Practical playbook for pharma applicants
1) Build the right data early
For Section 3(d) issues, target endpoints that relate to therapeutic efficacy. Link improved PK or stability to a clinical outcome, and explain the mechanism that plausibly drives efficacy.
For Section 3(e), design studies that isolate the interaction effect. Use factorial designs or isobolograms where relevant, and show a statistically meaningful uplift over both individual actives and simple sums.

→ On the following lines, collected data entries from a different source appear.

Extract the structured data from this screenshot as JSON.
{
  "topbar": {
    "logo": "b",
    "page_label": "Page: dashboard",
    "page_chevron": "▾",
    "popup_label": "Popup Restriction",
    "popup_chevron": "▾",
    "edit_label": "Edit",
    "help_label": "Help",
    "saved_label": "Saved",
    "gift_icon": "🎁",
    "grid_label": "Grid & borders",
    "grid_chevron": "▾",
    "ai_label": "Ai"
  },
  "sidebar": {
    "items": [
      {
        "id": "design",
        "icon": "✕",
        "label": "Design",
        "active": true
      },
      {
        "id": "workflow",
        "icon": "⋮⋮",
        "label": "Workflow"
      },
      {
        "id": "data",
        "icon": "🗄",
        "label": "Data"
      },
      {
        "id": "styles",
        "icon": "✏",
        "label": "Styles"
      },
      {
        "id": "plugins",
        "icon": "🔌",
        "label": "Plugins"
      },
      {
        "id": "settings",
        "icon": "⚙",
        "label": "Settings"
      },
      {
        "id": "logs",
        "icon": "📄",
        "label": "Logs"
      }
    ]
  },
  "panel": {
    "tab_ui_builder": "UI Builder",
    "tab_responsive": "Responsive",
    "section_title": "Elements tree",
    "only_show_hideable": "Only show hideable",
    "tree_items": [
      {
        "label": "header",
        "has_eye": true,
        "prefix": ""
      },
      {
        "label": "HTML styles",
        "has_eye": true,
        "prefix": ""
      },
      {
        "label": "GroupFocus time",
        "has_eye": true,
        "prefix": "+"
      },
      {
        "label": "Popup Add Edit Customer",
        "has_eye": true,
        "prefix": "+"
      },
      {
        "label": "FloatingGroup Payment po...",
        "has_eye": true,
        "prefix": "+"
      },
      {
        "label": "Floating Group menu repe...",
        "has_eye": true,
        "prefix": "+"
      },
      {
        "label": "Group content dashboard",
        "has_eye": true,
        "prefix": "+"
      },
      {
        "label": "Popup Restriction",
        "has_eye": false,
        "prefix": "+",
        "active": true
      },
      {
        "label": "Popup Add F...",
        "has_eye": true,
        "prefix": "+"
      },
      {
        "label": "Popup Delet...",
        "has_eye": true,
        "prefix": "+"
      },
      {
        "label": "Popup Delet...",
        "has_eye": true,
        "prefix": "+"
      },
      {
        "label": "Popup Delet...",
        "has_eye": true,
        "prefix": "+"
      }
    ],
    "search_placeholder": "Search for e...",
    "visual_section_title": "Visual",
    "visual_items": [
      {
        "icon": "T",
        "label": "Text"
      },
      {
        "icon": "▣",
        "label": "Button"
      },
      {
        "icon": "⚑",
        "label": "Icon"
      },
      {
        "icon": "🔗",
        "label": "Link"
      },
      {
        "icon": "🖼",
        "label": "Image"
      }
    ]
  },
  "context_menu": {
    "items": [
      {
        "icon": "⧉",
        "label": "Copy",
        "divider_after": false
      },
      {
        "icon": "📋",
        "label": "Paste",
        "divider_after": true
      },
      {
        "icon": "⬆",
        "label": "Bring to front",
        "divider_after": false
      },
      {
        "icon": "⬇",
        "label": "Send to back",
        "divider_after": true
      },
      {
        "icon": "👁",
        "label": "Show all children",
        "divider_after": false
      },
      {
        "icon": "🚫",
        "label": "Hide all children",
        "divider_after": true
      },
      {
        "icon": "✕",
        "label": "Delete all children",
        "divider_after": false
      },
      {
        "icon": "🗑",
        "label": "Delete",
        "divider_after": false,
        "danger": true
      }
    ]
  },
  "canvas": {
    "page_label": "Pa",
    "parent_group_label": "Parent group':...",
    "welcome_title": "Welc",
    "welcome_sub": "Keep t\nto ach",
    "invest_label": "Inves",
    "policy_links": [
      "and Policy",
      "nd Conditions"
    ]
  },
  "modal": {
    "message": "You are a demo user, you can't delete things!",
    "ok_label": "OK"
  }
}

2) Draft for Indian exclusions
Prefer product, composition, kit, or device claims over treatment or diagnostic method claims to steer clear of Section 3(i). Where borderline, recast to manufacturing or measurement features, learning from Arthrogen.
3) Anticipate opposition
Map likely opponents and pre-empt their 3(d)/3(e) arguments in the specification. A clear problem–solution narrative, supported by comparative data, reduces room for attack under Section 3 and inventive step.
4) Enforcement strategy
If litigation is expected, ensure prosecution history and expert evidence align with your efficacy and synergy positions. Be prepared for courts to weigh public interest when seeking interim relief in drug cases.